After bidding farewell to Matt Smith’s Eleventh Doctor in last year’s Christmas special ‘Time of the Doctor,’ the world was introduced to Peter Capaldi’s Twelfth Doctor in his very first adventure on ‘Doctor Who’ this weekend. With his whole kidney situation worked out, the latest regeneration of the Time Lord found himself and his companion Clara Oswald in Victorian London with a rampaging dinosaur in the Thames. But when the prehistoric beast spontaneously combusts, Team TARDIS is joined by allies Madame Vastra, Jenny Flint, and Strax to solve the mysterious circumstances that involve some very familiar clockwork droids while becoming reacquainted with the Doctor and his new self.

To begin bluntly, I really enjoyed the eighth season premiere of the long-running British sci-fi series. Though there were a few things that I found to be out of place, I definitely liked more things than I disliked. For starters, I love the new opening for the show. It has a very retro Classic Who feel while still maintaining a very sleek modern look. And it’s even cooler that showrunner Steven Moffat found it on YouTube. That just goes to show how incredibly creative this fandom is that something like this comes out of it.

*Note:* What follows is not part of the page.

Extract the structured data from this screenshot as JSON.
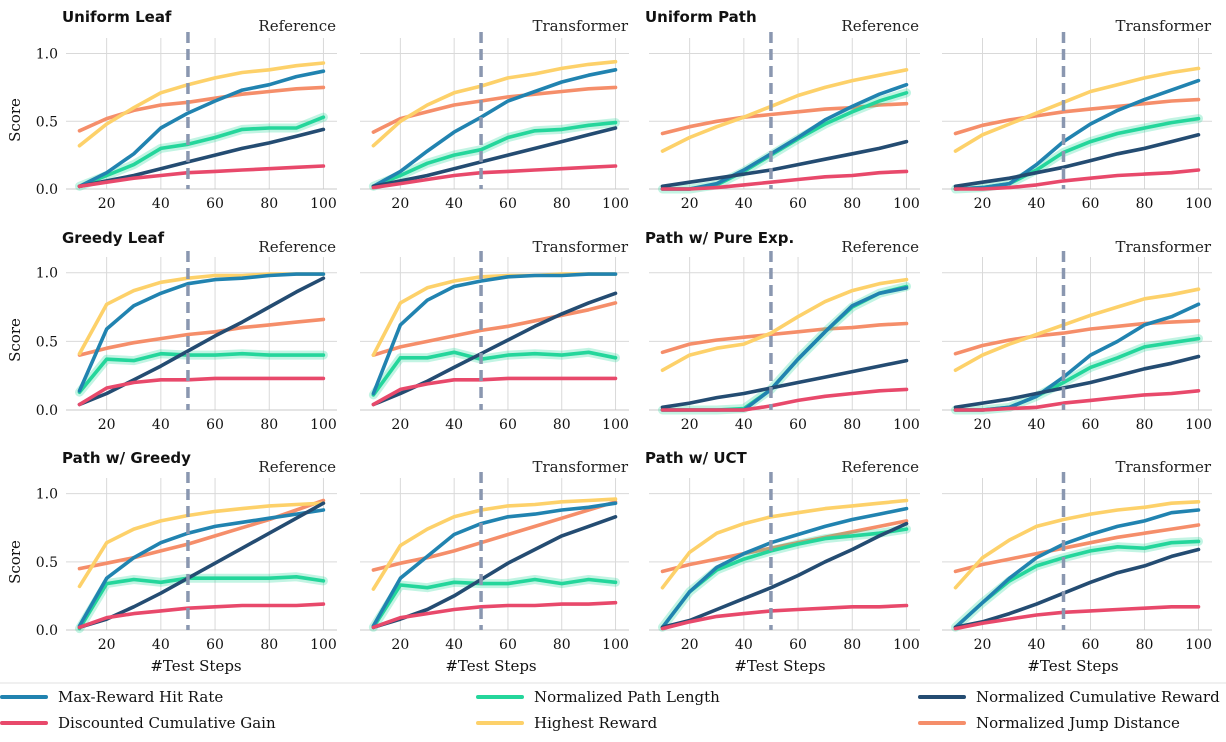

As for the episode itself, the theme of change and questioning who you are really resonated with me. Not only were the villains of the story facing these problems as their mission was to become more human despite being machines, but the Doctor was dealing with the same thing as he has just regenerated. He even realizes that things about this episode seem familiar like his foes from ‘The Girl In The Fireplace’ and his new face, but he can’t quite place how he knows these things. There were a lot of great moments to come out of this theme such as the scene in the alley and the final confrontation between the Doctor and the clockwork droid in the skin balloon where he mentions original parts and talks about the broom. I’ll even go so far as to say that these were some of the moments that made me fall in love with the Twelfth Doctor because they showed us so much about him and how relatable he can be, even though he has those quite cross eyebrows.

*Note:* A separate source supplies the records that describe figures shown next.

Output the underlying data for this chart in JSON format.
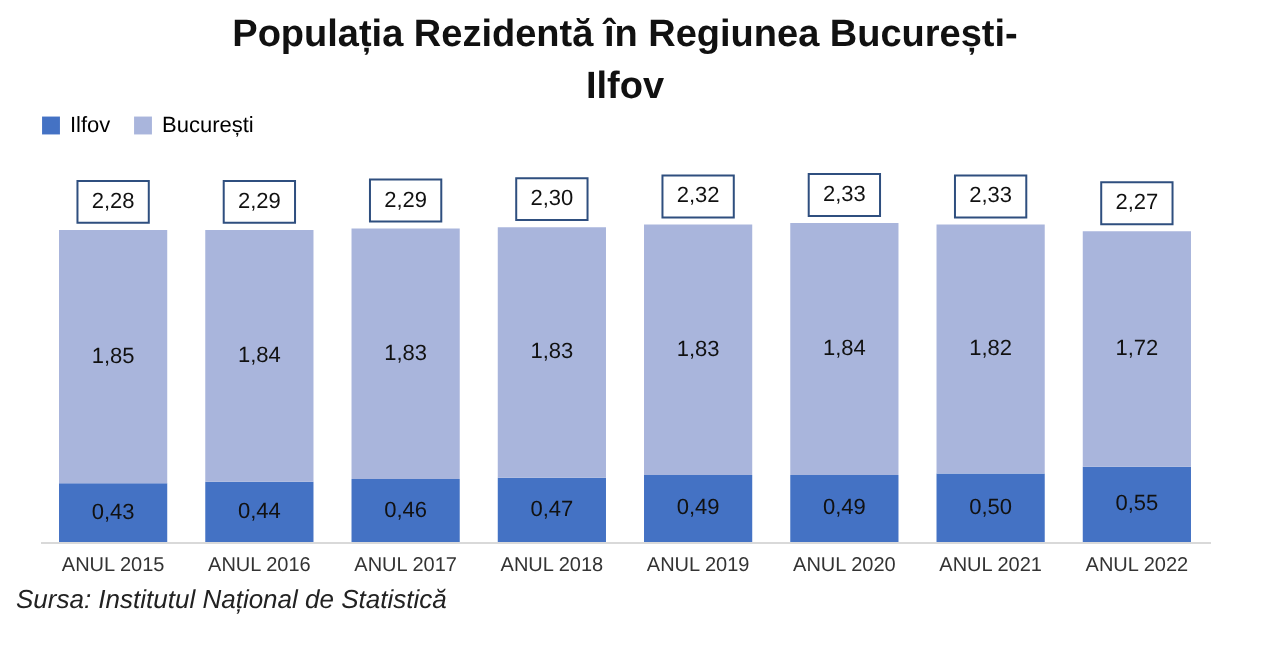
{
  "chart_data": {
    "type": "bar",
    "title": "Populația Rezidentă în Regiunea București-Ilfov",
    "categories": [
      "ANUL 2015",
      "ANUL 2016",
      "ANUL 2017",
      "ANUL 2018",
      "ANUL 2019",
      "ANUL 2020",
      "ANUL 2021",
      "ANUL 2022"
    ],
    "series": [
      {
        "name": "Ilfov",
        "color": "#4472c4",
        "values": [
          0.43,
          0.44,
          0.46,
          0.47,
          0.49,
          0.49,
          0.5,
          0.55
        ],
        "value_labels": [
          "0,43",
          "0,44",
          "0,46",
          "0,47",
          "0,49",
          "0,49",
          "0,50",
          "0,55"
        ]
      },
      {
        "name": "București",
        "color": "#a9b5dc",
        "values": [
          1.85,
          1.84,
          1.83,
          1.83,
          1.83,
          1.84,
          1.82,
          1.72
        ],
        "value_labels": [
          "1,85",
          "1,84",
          "1,83",
          "1,83",
          "1,83",
          "1,84",
          "1,82",
          "1,72"
        ]
      }
    ],
    "stacked": true,
    "totals": [
      "2,28",
      "2,29",
      "2,29",
      "2,30",
      "2,32",
      "2,33",
      "2,33",
      "2,27"
    ],
    "legend": "top",
    "annotations": [
      "Sursa: Institutul Național de Statistică"
    ]
  }
}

Another particular aspect that stood out was Clara. Not only was she built up in this episode to be stronger and more clever than she has been in the past, but she was also given more depth as a character, especially when she stood up for herself against Vastra and the main android. And that was interesting on another level too because she was definitely taking the Doctor’s change quite hard, which reflects how a lot of fans in the audience felt as well. Since ‘Doctor Who’ became a worldwide phenomenon, Whovians from far and wide were sad to see Smith depart from the show. But the writers really played with the idea that the companion is the stand-in for the fans in the show and we got a lot of moments that really cushioned the blow of a new regeneration with a degree of familiarity while still offering new twists on these things that we’ve come to love about the series. We even got the stamp of approval from the previous Doctor at the end of the episode as sort of a way to tell both Clara and the audience not to be afraid and that everything will be fine with Peter Capaldi. This sort of thing happens every time the Doctor changes faces, but ‘Deep Breath’ did a particularly good job with the transition since we were given plenty of opportunities to accept this excellent new actor in the role of his dreams.

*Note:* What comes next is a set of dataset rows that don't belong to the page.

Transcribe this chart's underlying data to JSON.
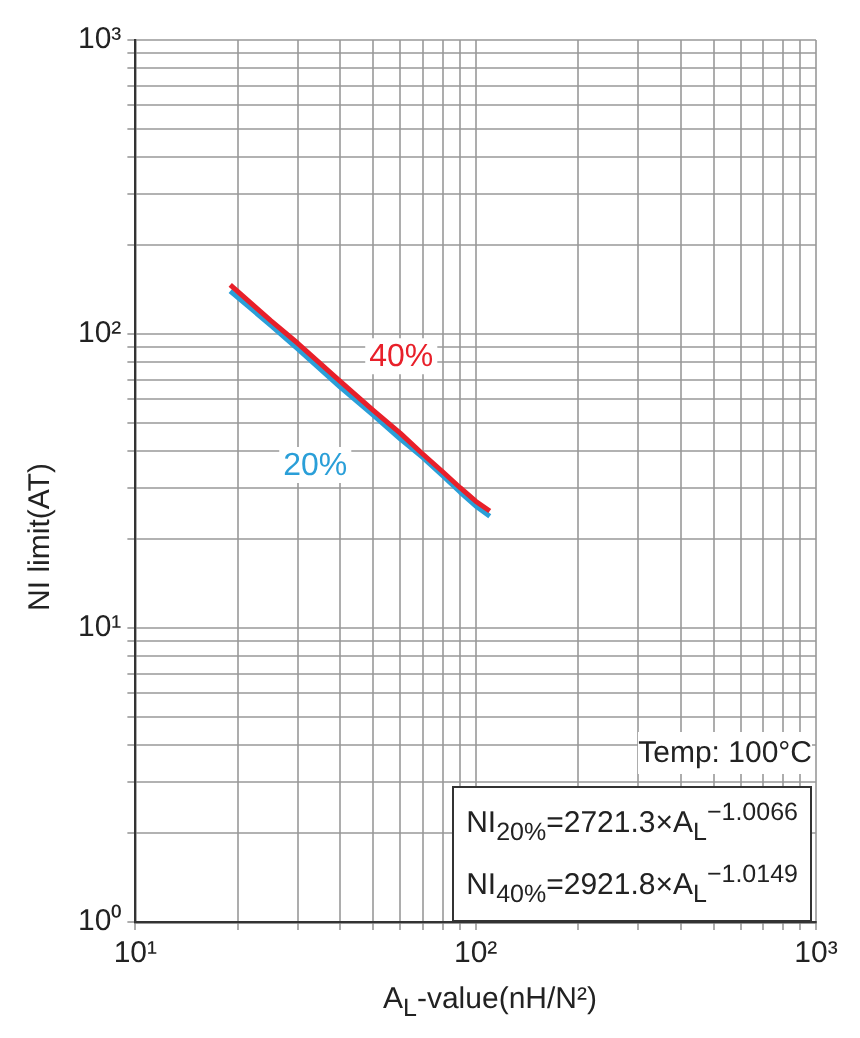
{
  "chart_data": {
    "type": "line",
    "xlabel": "A$_{L}$-value(nH/N²)",
    "ylabel": "NI limit(AT)",
    "x": [
      19,
      25,
      30,
      40,
      50,
      60,
      70,
      80,
      90,
      100,
      110
    ],
    "series": [
      {
        "name": "40%",
        "color": "#e8202a",
        "values": [
          147,
          111,
          93,
          69,
          55,
          46,
          39,
          34,
          30,
          27,
          25
        ]
      },
      {
        "name": "20%",
        "color": "#2a9fd8",
        "values": [
          140,
          107,
          89,
          66,
          53,
          44,
          38,
          33,
          29,
          26,
          24
        ]
      }
    ],
    "log": "xy",
    "xlim": [
      10,
      1000
    ],
    "ylim": [
      1,
      1000
    ],
    "xticks": [
      {
        "value": 10,
        "label": "10¹"
      },
      {
        "value": 20,
        "label": null
      },
      {
        "value": 30,
        "label": null
      },
      {
        "value": 40,
        "label": null
      },
      {
        "value": 50,
        "label": null
      },
      {
        "value": 60,
        "label": null
      },
      {
        "value": 70,
        "label": null
      },
      {
        "value": 80,
        "label": null
      },
      {
        "value": 90,
        "label": null
      },
      {
        "value": 100,
        "label": "10²"
      },
      {
        "value": 200,
        "label": null
      },
      {
        "value": 300,
        "label": null
      },
      {
        "value": 400,
        "label": null
      },
      {
        "value": 500,
        "label": null
      },
      {
        "value": 600,
        "label": null
      },
      {
        "value": 700,
        "label": null
      },
      {
        "value": 800,
        "label": null
      },
      {
        "value": 900,
        "label": null
      },
      {
        "value": 1000,
        "label": "10³"
      }
    ],
    "yticks": [
      {
        "value": 1,
        "label": "10⁰"
      },
      {
        "value": 2,
        "label": null
      },
      {
        "value": 3,
        "label": null
      },
      {
        "value": 4,
        "label": null
      },
      {
        "value": 5,
        "label": null
      },
      {
        "value": 6,
        "label": null
      },
      {
        "value": 7,
        "label": null
      },
      {
        "value": 8,
        "label": null
      },
      {
        "value": 9,
        "label": null
      },
      {
        "value": 10,
        "label": "10¹"
      },
      {
        "value": 20,
        "label": null
      },
      {
        "value": 30,
        "label": null
      },
      {
        "value": 40,
        "label": null
      },
      {
        "value": 50,
        "label": null
      },
      {
        "value": 60,
        "label": null
      },
      {
        "value": 70,
        "label": null
      },
      {
        "value": 80,
        "label": null
      },
      {
        "value": 90,
        "label": null
      },
      {
        "value": 100,
        "label": "10²"
      },
      {
        "value": 200,
        "label": null
      },
      {
        "value": 300,
        "label": null
      },
      {
        "value": 400,
        "label": null
      },
      {
        "value": 500,
        "label": null
      },
      {
        "value": 600,
        "label": null
      },
      {
        "value": 700,
        "label": null
      },
      {
        "value": 800,
        "label": null
      },
      {
        "value": 900,
        "label": null
      },
      {
        "value": 1000,
        "label": "10³"
      }
    ],
    "grid": true,
    "legend": false,
    "marker": "none",
    "line_style": "solid",
    "annotations": [
      "Temp: 100°C",
      "NI$_{20%}$=2721.3×A$_{L}$$^{−1.0066}$",
      "NI$_{40%}$=2921.8×A$_{L}$$^{−1.0149}$"
    ]
  }
}
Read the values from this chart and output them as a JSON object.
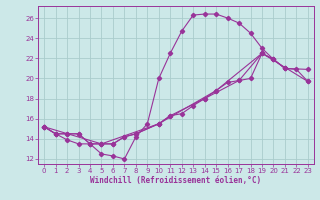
{
  "background_color": "#cce8e8",
  "grid_color": "#aacccc",
  "line_color": "#993399",
  "xlabel": "Windchill (Refroidissement éolien,°C)",
  "xlabel_color": "#993399",
  "tick_color": "#993399",
  "xlim": [
    -0.5,
    23.5
  ],
  "ylim": [
    11.5,
    27.2
  ],
  "yticks": [
    12,
    14,
    16,
    18,
    20,
    22,
    24,
    26
  ],
  "xticks": [
    0,
    1,
    2,
    3,
    4,
    5,
    6,
    7,
    8,
    9,
    10,
    11,
    12,
    13,
    14,
    15,
    16,
    17,
    18,
    19,
    20,
    21,
    22,
    23
  ],
  "line1_x": [
    0,
    1,
    2,
    3,
    4,
    5,
    6,
    7,
    8,
    9,
    10,
    11,
    12,
    13,
    14,
    15,
    16,
    17,
    18,
    19,
    20,
    21
  ],
  "line1_y": [
    15.2,
    14.5,
    13.9,
    13.5,
    13.5,
    12.5,
    12.3,
    12.0,
    14.2,
    15.5,
    20.0,
    22.5,
    24.7,
    26.3,
    26.4,
    26.4,
    26.0,
    25.5,
    24.5,
    23.0,
    21.9,
    21.0
  ],
  "line2_x": [
    0,
    1,
    2,
    3,
    4,
    5,
    6,
    7,
    8,
    10,
    11,
    12,
    13,
    14,
    15,
    16,
    17,
    18,
    19,
    20,
    21,
    23
  ],
  "line2_y": [
    15.2,
    14.5,
    14.5,
    14.5,
    13.5,
    13.5,
    13.5,
    14.2,
    14.5,
    15.5,
    16.3,
    16.5,
    17.3,
    18.0,
    18.8,
    19.6,
    19.8,
    20.0,
    22.5,
    21.9,
    21.0,
    20.9
  ],
  "line3_x": [
    0,
    1,
    2,
    3,
    4,
    5,
    6,
    7,
    8,
    10,
    11,
    14,
    17,
    19,
    20,
    21,
    22,
    23
  ],
  "line3_y": [
    15.2,
    14.5,
    14.5,
    14.5,
    13.5,
    13.5,
    13.5,
    14.2,
    14.5,
    15.5,
    16.3,
    18.0,
    19.8,
    22.5,
    21.9,
    21.0,
    20.9,
    19.7
  ],
  "line4_x": [
    0,
    5,
    10,
    15,
    19,
    23
  ],
  "line4_y": [
    15.2,
    13.5,
    15.5,
    18.8,
    22.5,
    19.7
  ]
}
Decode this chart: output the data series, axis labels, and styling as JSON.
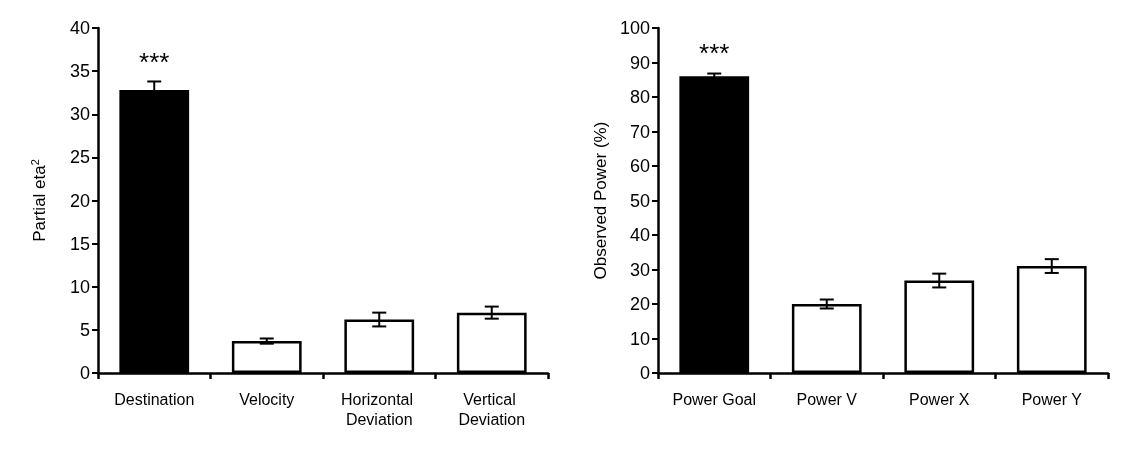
{
  "chart_data": [
    {
      "type": "bar",
      "ylabel": "Partial eta$^{2}$",
      "categories": [
        "Destination",
        "Velocity",
        "Horizontal Deviation",
        "Vertical Deviation"
      ],
      "values": [
        32.8,
        3.7,
        6.2,
        7.0
      ],
      "errors": [
        1.0,
        0.3,
        0.8,
        0.7
      ],
      "colors": [
        "#000000",
        "#ffffff",
        "#ffffff",
        "#ffffff"
      ],
      "ylim": [
        0,
        40
      ],
      "yticks": [
        0,
        5,
        10,
        15,
        20,
        25,
        30,
        35,
        40
      ],
      "grid": false,
      "annotations": [
        {
          "text": "***",
          "x": "Destination",
          "y": 34
        }
      ]
    },
    {
      "type": "bar",
      "ylabel": "Observed Power (%)",
      "categories": [
        "Power Goal",
        "Power V",
        "Power X",
        "Power Y"
      ],
      "values": [
        86,
        20,
        26.8,
        31
      ],
      "errors": [
        0.8,
        1.3,
        2,
        2
      ],
      "colors": [
        "#000000",
        "#ffffff",
        "#ffffff",
        "#ffffff"
      ],
      "ylim": [
        0,
        100
      ],
      "yticks": [
        0,
        10,
        20,
        30,
        40,
        50,
        60,
        70,
        80,
        90,
        100
      ],
      "grid": false,
      "annotations": [
        {
          "text": "***",
          "x": "Power Goal",
          "y": 87.5
        }
      ]
    }
  ]
}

Even though I could keep going about things that I enjoyed about this episode such as the unpredictability of this new Doctor or the exquisite banter in the restaurant scene, I would be remiss if I didn’t address a few problematic things. First, Vastra seemed to step out of character very often. In the past, when we would see her deal with a case, she was all business and very focused. Now, there were times where she was relegated to more of a flirty role, especially when Clara got angry and Jenny had to remind her wife that they’re married. I’ll admit, the swerve when Jenny thought that Vastra was painting her was cute, but that was more in line with what was going on with the plot. Other instances just didn’t fit quite as well.

Speaking of things that didn’t fit, the slapstick comedy between Clara and Strax was really out of place and didn’t match the tone of the episode. Sure, the Doctor can be a little silly from time to time, but the wacky sound effects and the newspaper gag were unnecessary. The bit with Strax asking for Clara’s coat would fall into that category as well if I didn’t like Jenna Coleman’s delivery so much, but the only comedic interaction between the two that really fit was the physical he was giving her because he thought that the Doctor might have been leaving Clara behind. That scene had a purpose whereas the others were for cheap laughs.

But with those two things being said, this was a solid season premiere for ‘Doctor Who’. It accomplished its most important function by easing their audience into the new era of the Twelfth Doctor. After watching it three times, I realized that there was some great complexity in such a simple story that there were multiple layers to enjoy upon further viewings. There were a ton of great throwbacks to the show’s past, a few borderline heartbreaking scenes, and a strong emotional connection to the latest addition to the fifty-year old legacy of ‘Doctor Who.’ Overall, I look forward to seeing more from the Capaldification of one of the most beloved sci-fi shows in history.